Let’s be real, using information isn’t a new thing.
It is second-nature to us as humans to bring in the inputs of information all around us - the weather, the distance between places, the number of things you have - anything we see and do is information that we use in some way. We do this really really efficiently for some critical human tasks, like the ones that contribute to keeping us alive. Fight or flight is an extremely quick reaction to a set of inputs that trigger these responses in us - we take in the information as it comes to us, and we respond to it very quickly by engaging or running in the other direction. It keeps us alive and sane. But try to do that with 100-times the number of inputs, or as a group of people instead of as just one person. That’s when you can encounter overwhelm and paralysis or people running into each other. In the information age, we have the tools to collect and review so much more data than we’ve ever had access to in the past, and in the blink of an eye.
Real-Talk: You CAN NOT opt-out of the information age
I am very passionate about this fact. There is no turning back and no hiding under a rock. You are part of the information age no matter what. But that doesn’t have to be a big and scary commitment - in fact, the awesome thing about living in the information age is that you get to join all the skills you’ve already got (community building, development, social work, relationship building, problem-solving, etc.) with information technology, all of which can lead to more meaningful, larger-scale, and faster impacts wherever you are working and whatever you are doing.

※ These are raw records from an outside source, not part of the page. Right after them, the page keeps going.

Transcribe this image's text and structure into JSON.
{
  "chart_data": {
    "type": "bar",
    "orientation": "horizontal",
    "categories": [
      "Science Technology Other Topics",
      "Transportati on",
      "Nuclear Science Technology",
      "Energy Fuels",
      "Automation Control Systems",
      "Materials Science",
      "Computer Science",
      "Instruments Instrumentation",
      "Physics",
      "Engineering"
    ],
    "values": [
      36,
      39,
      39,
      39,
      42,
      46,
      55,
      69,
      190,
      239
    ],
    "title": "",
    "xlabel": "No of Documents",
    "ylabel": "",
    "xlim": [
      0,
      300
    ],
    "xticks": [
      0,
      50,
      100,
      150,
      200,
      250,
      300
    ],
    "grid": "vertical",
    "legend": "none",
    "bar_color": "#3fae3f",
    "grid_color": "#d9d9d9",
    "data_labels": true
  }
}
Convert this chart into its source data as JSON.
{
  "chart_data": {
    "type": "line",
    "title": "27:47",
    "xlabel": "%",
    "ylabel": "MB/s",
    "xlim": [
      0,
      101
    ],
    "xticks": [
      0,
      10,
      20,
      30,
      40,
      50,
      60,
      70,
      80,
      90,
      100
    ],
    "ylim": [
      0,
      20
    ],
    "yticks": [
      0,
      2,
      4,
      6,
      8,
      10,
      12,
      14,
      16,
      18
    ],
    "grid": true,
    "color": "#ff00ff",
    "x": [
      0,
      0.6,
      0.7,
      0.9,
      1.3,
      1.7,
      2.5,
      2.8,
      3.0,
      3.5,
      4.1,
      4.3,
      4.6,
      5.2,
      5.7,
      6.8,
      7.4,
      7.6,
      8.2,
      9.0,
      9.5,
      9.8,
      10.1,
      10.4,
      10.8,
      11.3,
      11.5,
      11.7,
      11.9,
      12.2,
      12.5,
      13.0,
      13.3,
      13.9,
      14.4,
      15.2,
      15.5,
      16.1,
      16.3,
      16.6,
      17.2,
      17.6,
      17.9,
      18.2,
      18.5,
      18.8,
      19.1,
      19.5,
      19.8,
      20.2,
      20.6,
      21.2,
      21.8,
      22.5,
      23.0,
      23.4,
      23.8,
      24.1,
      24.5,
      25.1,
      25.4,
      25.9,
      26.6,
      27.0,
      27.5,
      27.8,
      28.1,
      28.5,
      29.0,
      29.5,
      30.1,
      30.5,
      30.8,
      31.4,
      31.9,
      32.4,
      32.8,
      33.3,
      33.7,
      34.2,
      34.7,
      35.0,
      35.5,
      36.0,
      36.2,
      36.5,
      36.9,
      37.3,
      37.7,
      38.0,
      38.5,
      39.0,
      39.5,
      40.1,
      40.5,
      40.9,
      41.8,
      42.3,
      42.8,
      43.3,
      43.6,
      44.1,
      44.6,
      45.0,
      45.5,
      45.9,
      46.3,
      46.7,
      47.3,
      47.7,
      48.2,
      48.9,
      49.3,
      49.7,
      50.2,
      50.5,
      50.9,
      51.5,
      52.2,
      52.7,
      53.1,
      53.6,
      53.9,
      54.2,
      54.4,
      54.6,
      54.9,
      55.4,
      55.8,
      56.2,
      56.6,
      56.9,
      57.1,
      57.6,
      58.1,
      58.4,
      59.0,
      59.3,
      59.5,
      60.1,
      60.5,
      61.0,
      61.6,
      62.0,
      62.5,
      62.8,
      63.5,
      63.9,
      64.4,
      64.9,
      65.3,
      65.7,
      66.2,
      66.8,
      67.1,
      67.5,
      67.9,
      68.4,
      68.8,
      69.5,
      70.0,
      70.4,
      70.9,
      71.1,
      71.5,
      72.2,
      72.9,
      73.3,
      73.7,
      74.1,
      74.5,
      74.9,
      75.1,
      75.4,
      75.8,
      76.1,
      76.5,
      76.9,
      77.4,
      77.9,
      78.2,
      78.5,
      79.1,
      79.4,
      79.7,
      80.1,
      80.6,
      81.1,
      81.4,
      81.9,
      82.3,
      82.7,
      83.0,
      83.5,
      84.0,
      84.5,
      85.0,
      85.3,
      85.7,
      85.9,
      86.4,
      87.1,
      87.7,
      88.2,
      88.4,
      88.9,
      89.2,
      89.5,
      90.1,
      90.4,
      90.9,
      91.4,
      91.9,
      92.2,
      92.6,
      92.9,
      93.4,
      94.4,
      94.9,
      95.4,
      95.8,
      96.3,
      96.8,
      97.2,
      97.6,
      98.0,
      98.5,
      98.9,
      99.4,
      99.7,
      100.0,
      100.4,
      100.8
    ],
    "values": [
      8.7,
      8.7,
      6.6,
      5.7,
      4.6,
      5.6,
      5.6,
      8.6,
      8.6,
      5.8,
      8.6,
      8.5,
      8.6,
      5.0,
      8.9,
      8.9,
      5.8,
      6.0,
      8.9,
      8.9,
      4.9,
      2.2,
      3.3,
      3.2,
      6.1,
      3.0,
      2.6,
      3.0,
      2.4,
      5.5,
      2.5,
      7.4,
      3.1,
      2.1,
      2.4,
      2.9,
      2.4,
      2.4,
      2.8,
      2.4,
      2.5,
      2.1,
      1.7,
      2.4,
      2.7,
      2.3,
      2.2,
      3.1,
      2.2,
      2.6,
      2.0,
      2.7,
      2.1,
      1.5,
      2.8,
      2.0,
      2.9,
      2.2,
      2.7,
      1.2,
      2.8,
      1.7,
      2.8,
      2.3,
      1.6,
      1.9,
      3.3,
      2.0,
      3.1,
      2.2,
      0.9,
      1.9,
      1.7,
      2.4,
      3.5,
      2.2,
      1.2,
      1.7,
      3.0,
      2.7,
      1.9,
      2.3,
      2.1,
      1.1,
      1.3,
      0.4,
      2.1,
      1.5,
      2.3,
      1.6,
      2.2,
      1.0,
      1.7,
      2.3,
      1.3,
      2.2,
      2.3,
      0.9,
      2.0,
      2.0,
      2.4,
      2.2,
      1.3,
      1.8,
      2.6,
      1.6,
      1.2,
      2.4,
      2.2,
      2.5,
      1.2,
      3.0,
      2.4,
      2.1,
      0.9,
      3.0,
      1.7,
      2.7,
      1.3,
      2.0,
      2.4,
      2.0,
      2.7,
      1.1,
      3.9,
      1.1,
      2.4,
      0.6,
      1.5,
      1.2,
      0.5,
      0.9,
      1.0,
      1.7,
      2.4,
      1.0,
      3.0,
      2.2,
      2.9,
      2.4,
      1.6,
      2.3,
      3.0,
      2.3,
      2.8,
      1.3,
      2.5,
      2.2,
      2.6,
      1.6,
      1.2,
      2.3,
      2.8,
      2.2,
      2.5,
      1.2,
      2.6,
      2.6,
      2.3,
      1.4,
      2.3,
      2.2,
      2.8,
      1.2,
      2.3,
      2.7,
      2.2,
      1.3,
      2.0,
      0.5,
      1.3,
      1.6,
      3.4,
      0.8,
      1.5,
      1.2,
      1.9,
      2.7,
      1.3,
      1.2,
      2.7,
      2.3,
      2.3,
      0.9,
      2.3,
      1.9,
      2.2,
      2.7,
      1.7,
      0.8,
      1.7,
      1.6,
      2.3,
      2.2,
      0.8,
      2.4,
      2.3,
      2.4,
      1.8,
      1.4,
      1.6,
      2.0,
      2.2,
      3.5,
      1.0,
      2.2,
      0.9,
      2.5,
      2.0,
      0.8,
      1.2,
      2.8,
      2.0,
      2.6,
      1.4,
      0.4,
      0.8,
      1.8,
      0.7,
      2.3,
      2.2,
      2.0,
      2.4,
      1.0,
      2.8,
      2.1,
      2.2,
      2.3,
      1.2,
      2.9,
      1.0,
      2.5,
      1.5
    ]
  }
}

The gateway to the information age
You need to be comfortable using technology and data to thrive in the information age, and to use information with speed and at scale to drive and enhance your impact. That doesn’t mean that you all of a sudden need to know how to write code or build an app for Salesforce or become a data architect. But you do need the mindsets for using technology and data that will get you started. One way of the most practical and useful approaches to learning those mindsets is through learning Excel. Excel is a gateway for you into any other technology that you may need and use. The mindsets that lead to learning and using Excel in a way that works for you are exactly the same ones that give you entry into the world of all the rest of the technology tools managing the information age.